- Born: 4 June 1961 (age 65) Twickenham, England
- Occupation: Tech Journalist
- Known for: Technology

= Monty Munford =

Monty Munford (born 4 June 1961) is an English-born tech journalist.

== Career ==
Munford worked for several years as a motorbike dispatch-rider in London, before retraining as a journalist at the London College of Printing in 1998. In the past 27 years, he has forged a career as a tech writer, an investment consultant who has helped companies raise money and exit for more than €1.6 billion and he has spoken on stage at more than 200 global events as a keynote speaker, emcee and moderator.

=== Writing ===
Munford, as of 2025, regularly writes for The Economist, CoinTelegraph and Tech.eu and contributes to many other Tier 1 publications. In 2023 he was featured as a journalist who also works as an entrepreneur and investment consultant by Forbes.

From 2015 to 2019 Munford was a tech columnist for Forbes in New York and The Telegraph in London. He has also contributed to TechCrunch, Mashable, Fast Company, The Huffington Post, Wired. MIT Technology Review, The Independent, The Inquirer, The Guardian, The Observer, Financial Times, and The Times of India.

He has interviewed on stage Kim Kardashian, Sir Tim Berners-Lee, Apple co-founder Steve Wozniak, John McAfee, and many other tech luminaires.

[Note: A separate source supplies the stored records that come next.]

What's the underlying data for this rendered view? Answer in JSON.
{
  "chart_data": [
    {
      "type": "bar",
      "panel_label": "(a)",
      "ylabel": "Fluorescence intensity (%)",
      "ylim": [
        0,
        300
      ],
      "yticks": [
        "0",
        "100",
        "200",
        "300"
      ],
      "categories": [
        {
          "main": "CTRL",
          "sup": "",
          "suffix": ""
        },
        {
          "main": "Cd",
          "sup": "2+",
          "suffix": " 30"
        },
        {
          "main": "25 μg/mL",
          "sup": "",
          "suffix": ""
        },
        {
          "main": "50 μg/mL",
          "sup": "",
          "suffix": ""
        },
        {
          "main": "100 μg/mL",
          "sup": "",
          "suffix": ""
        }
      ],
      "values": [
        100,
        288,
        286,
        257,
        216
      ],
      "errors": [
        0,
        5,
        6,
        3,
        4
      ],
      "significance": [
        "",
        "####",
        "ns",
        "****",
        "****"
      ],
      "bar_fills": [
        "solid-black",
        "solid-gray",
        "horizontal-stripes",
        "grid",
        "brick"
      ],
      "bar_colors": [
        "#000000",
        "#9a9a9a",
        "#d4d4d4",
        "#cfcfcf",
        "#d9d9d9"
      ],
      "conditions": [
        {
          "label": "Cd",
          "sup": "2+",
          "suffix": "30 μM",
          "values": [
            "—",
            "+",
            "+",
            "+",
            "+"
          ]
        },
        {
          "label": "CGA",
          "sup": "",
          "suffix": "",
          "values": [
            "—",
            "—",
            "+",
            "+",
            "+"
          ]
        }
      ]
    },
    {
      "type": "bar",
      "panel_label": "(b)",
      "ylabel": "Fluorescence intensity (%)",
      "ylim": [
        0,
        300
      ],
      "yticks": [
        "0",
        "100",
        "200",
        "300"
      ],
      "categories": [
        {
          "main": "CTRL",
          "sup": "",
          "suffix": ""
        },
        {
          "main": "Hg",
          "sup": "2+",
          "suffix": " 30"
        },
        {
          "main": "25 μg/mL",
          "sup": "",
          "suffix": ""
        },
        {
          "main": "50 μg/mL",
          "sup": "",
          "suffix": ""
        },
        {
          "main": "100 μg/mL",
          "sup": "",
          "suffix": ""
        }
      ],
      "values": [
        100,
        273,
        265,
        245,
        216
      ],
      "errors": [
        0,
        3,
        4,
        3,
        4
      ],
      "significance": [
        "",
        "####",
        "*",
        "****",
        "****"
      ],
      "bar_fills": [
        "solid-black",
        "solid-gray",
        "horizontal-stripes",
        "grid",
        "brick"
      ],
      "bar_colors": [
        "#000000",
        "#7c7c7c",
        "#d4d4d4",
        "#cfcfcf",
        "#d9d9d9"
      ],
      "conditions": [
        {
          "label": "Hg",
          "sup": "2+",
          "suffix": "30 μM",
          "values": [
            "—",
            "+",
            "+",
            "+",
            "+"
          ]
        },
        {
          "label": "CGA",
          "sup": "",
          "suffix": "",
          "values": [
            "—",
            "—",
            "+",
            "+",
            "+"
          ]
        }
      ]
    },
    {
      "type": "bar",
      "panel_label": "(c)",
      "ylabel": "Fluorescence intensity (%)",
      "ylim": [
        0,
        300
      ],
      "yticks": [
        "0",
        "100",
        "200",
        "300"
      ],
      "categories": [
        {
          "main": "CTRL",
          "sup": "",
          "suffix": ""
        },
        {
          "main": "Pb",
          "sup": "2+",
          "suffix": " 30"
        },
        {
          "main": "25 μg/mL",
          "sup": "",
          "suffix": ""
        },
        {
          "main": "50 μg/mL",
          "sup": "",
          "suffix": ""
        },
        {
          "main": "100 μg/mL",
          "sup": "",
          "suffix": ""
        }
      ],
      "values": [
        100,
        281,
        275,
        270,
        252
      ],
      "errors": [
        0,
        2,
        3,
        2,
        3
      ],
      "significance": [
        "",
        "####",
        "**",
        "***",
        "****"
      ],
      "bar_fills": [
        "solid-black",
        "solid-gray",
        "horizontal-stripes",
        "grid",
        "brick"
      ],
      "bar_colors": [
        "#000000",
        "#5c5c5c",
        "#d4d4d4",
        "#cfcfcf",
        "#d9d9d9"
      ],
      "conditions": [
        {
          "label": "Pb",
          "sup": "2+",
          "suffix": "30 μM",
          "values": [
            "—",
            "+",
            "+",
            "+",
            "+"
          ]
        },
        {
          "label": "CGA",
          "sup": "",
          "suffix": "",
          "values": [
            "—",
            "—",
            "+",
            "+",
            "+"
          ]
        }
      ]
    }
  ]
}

In August 2019, Munford reported on the BBC that he had been defrauded of £25,000 in cryptocurrency, mainly Bitcoin and Ethereum, when his private keys were stolen from his Gmail account.

Munford has also written and self-published The Dust Bowls of Maturity.

===Business===
In 2005 Munford joined mobile media games publisher and distributor Player X having previously worked for mobile game testing house Babel Media. Munford left Player X to devote his time to connecting UK and Indian mobile content providers working with in Paramount and FC Liverpool, as well as to pursue acting in Bollywood.

In 2011, he returned to the UK and set up his own consultancy. He works with companies to help them raise money, raise their profile, connect with the right network and eventually exit via acquisition. As of 2025, he had helped more than 45 companies raise money and exit to the value of €1.6 billion.

=== Acting ===
Munford has acted in two Bollywood films: as a 1930s British officer for the Ashutosh Gowariker film Khelein Hum Jee Jaan Sey,
 and as a Russian gangster in the Rohan Sippy film Dum Maro Dum.